There’s a bit of apparent good news when it comes to chargebacks. The chargeback-to-transaction ratio decreased from 1.94% in 2020 to 1.52% in 2021, and is also down from the remarkable 3.76% seen in 2017. That’s according to the fourth annual “The Year in Chargebacks Report” from Midigator LLC, a chargeback-management platform.
The decrease from 2017 to 2021 is a 59.6% reduction in the ratio. “The drop in the chargeback-to-transaction ratio proves that ongoing efforts and professional expertise help prevent chargebacks with greater accuracy,” the report says. “Merchants in this study were actively managing disputes and attempting to keep risk in check.” The 2021 data was generated from 81 million transactions, 1.3 million chargebacks, 658,000 prevention alerts, and 206,000 order-validation cases, Midigator says.

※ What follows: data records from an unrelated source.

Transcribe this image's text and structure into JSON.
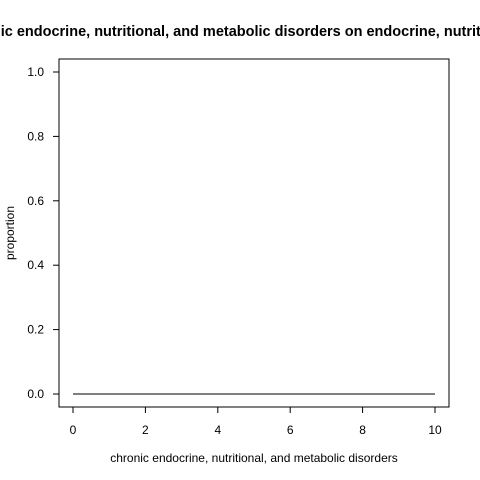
{
  "chart_data": {
    "type": "line",
    "title": "Cumulative incidence of chronic endocrine, nutritional, and metabolic disorders on endocrine, nutritional, and metabolic disorders",
    "xlabel": "chronic endocrine, nutritional, and metabolic disorders",
    "ylabel": "proportion",
    "xlim": [
      0,
      10
    ],
    "ylim": [
      0,
      1
    ],
    "x_ticks": [
      0,
      2,
      4,
      6,
      8,
      10
    ],
    "y_ticks": [
      0.0,
      0.2,
      0.4,
      0.6,
      0.8,
      1.0
    ],
    "x_tick_labels": [
      "0",
      "2",
      "4",
      "6",
      "8",
      "10"
    ],
    "y_tick_labels": [
      "0.0",
      "0.2",
      "0.4",
      "0.6",
      "0.8",
      "1.0"
    ],
    "grid": false,
    "legend": "none",
    "series": [
      {
        "x": [
          0,
          10
        ],
        "y": [
          0,
          0
        ],
        "color": "#000000"
      }
    ]
  }
}
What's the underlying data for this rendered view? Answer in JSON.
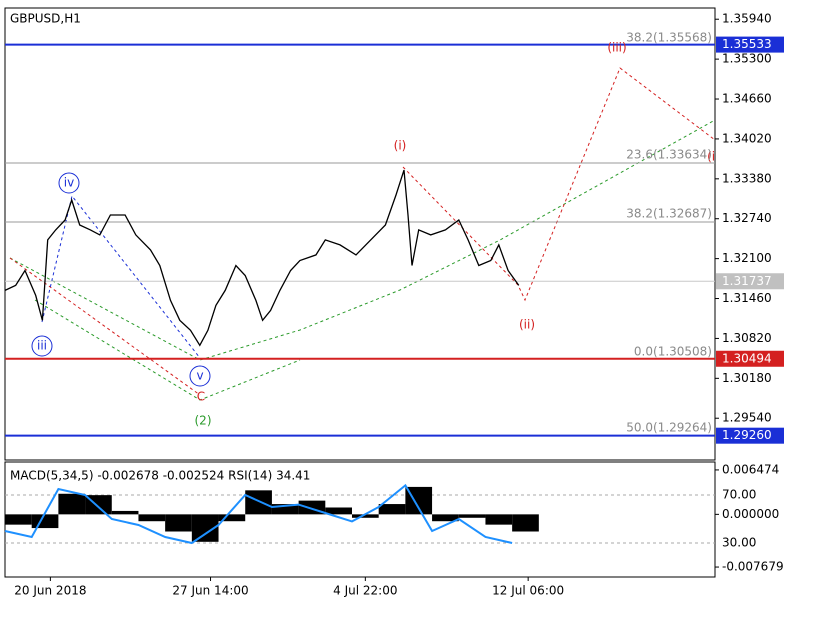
{
  "chart_data": [
    {
      "type": "line",
      "title": "GBPUSD,H1",
      "x": [
        0,
        8,
        15,
        23,
        28,
        32,
        38,
        45,
        50,
        56,
        64,
        71,
        79,
        90,
        98,
        109,
        116,
        124,
        131,
        139,
        146,
        152,
        158,
        165,
        173,
        180,
        188,
        193,
        199,
        206,
        214,
        221,
        233,
        240,
        251,
        263,
        274,
        285,
        293,
        299,
        302,
        305,
        310,
        319,
        330,
        340,
        347,
        355,
        364,
        370,
        377,
        385
      ],
      "series": [
        {
          "color": "#000000",
          "values": [
            1.3159,
            1.3167,
            1.3191,
            1.3151,
            1.3111,
            1.324,
            1.3256,
            1.3272,
            1.3304,
            1.3264,
            1.3256,
            1.3248,
            1.328,
            1.328,
            1.3248,
            1.3224,
            1.3199,
            1.3143,
            1.3111,
            1.3095,
            1.3071,
            1.3095,
            1.3135,
            1.3159,
            1.3199,
            1.3183,
            1.3143,
            1.3111,
            1.3127,
            1.3159,
            1.3191,
            1.3207,
            1.3216,
            1.324,
            1.3232,
            1.3216,
            1.324,
            1.3264,
            1.3312,
            1.3352,
            1.328,
            1.3199,
            1.3256,
            1.3248,
            1.3256,
            1.3272,
            1.324,
            1.3199,
            1.3207,
            1.3232,
            1.3191,
            1.3167
          ]
        }
      ],
      "xlim": [
        0,
        532
      ],
      "xticks": [
        {
          "value": 34,
          "label": "20 Jun 2018"
        },
        {
          "value": 154,
          "label": "27 Jun 14:00"
        },
        {
          "value": 270,
          "label": "4 Jul 22:00"
        },
        {
          "value": 392,
          "label": "12 Jul 06:00"
        }
      ],
      "ylim": [
        1.2887,
        1.3612
      ],
      "yticks": [
        {
          "value": 1.3594,
          "label": "1.35940"
        },
        {
          "value": 1.353,
          "label": "1.35300"
        },
        {
          "value": 1.3466,
          "label": "1.34660"
        },
        {
          "value": 1.3402,
          "label": "1.34020"
        },
        {
          "value": 1.3338,
          "label": "1.33380"
        },
        {
          "value": 1.3274,
          "label": "1.32740"
        },
        {
          "value": 1.321,
          "label": "1.32100"
        },
        {
          "value": 1.3146,
          "label": "1.31460"
        },
        {
          "value": 1.3082,
          "label": "1.30820"
        },
        {
          "value": 1.3018,
          "label": "1.30180"
        },
        {
          "value": 1.2954,
          "label": "1.29540"
        }
      ],
      "levels": [
        {
          "value": 1.35533,
          "color": "#1a2fd6",
          "tag": "#1a2fd6"
        },
        {
          "value": 1.33634,
          "color": "#9a9a9a"
        },
        {
          "value": 1.32687,
          "color": "#9a9a9a"
        },
        {
          "value": 1.31737,
          "color": "#c8c8c8",
          "tag": "#c0c0c0"
        },
        {
          "value": 1.30494,
          "color": "#d42020",
          "tag": "#d42020"
        },
        {
          "value": {
            "value": 1.2926,
            "label": "1.29260"
          },
          "color": "#1a2fd6",
          "tag": "#1a2fd6"
        }
      ],
      "fib_labels": [
        "38.2(1.35568)",
        "23.6(1.33634)",
        "38.2(1.32687)",
        "0.0(1.30508)",
        "50.0(1.29264)"
      ],
      "wave_labels": [
        {
          "text": "iv",
          "color": "#1a2fd6"
        },
        {
          "text": "iii",
          "color": "#1a2fd6"
        },
        {
          "text": "v",
          "color": "#1a2fd6"
        },
        {
          "text": "C",
          "color": "#d42020"
        },
        {
          "text": "(2)",
          "color": "#2a9a2a"
        },
        {
          "text": "(i)",
          "color": "#d42020"
        },
        {
          "text": "(ii)",
          "color": "#d42020"
        },
        {
          "text": "(iii)",
          "color": "#d42020"
        },
        {
          "text": "(iv)",
          "color": "#d42020"
        }
      ]
    },
    {
      "type": "macd",
      "title": "MACD(5,34,5) -0.002678 -0.002524 RSI(14) 34.41",
      "x": [
        0,
        20,
        40,
        60,
        80,
        100,
        120,
        140,
        160,
        180,
        200,
        220,
        240,
        260,
        280,
        300,
        320,
        340,
        360,
        380
      ],
      "series": [
        {
          "color": "#000000",
          "values": [
            -0.0015,
            -0.002,
            0.003,
            0.0028,
            0.0005,
            -0.001,
            -0.0025,
            -0.004,
            -0.001,
            0.0035,
            0.0015,
            0.002,
            0.001,
            -0.0005,
            0.0015,
            0.004,
            -0.001,
            -0.0005,
            -0.0015,
            -0.0025
          ]
        },
        {
          "color": "#1e90ff",
          "axis": "y2",
          "values": [
            40,
            35,
            75,
            70,
            50,
            45,
            35,
            30,
            45,
            70,
            60,
            62,
            55,
            48,
            60,
            78,
            40,
            50,
            35,
            30
          ]
        }
      ],
      "xlim": [
        0,
        532
      ],
      "ylim": [
        -0.00913,
        0.00763
      ],
      "yticks": [
        {
          "value": 0.006474,
          "label": "0.006474"
        },
        {
          "value": 0,
          "label": "0.000000"
        },
        {
          "value": -0.007679,
          "label": "-0.007679"
        }
      ],
      "y2lim": [
        1.7,
        97.5
      ],
      "y2ticks": [
        {
          "value": 70,
          "label": "70.00"
        },
        {
          "value": 30,
          "label": "30.00"
        }
      ]
    }
  ]
}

American Fork, Utah-based Midigator’s research found that merchants employing multiple chargeback-prevention services were able to stop up to 50% of disputes from becoming chargebacks. Of merchants actively engaged in chargeback prevention, 63.9% used multiple services.
This strategy is not without risks, however. “The biggest challenges of a multi-layer prevention strategy are overlap—single dispute cases that involve multiple resolution attempts—and leakage—prevention attempts that are unsuccessful at stopping the chargeback,” Midigator says in the report.
And, of the disputes merchants encountered, 79.18% were fraud-related in 2021, up from 76.67% in 2020 and 62.1% in 2017.
This type of data can be invaluable in helping to prevent chargebacks, Midigator says. “Success derived from assumptions and guesses is only temporary,” Corey Baggett, Midigator chief executive, says in a statement. “But data-driven decisions solve problems at their source, yielding sustainable results that improve over time.”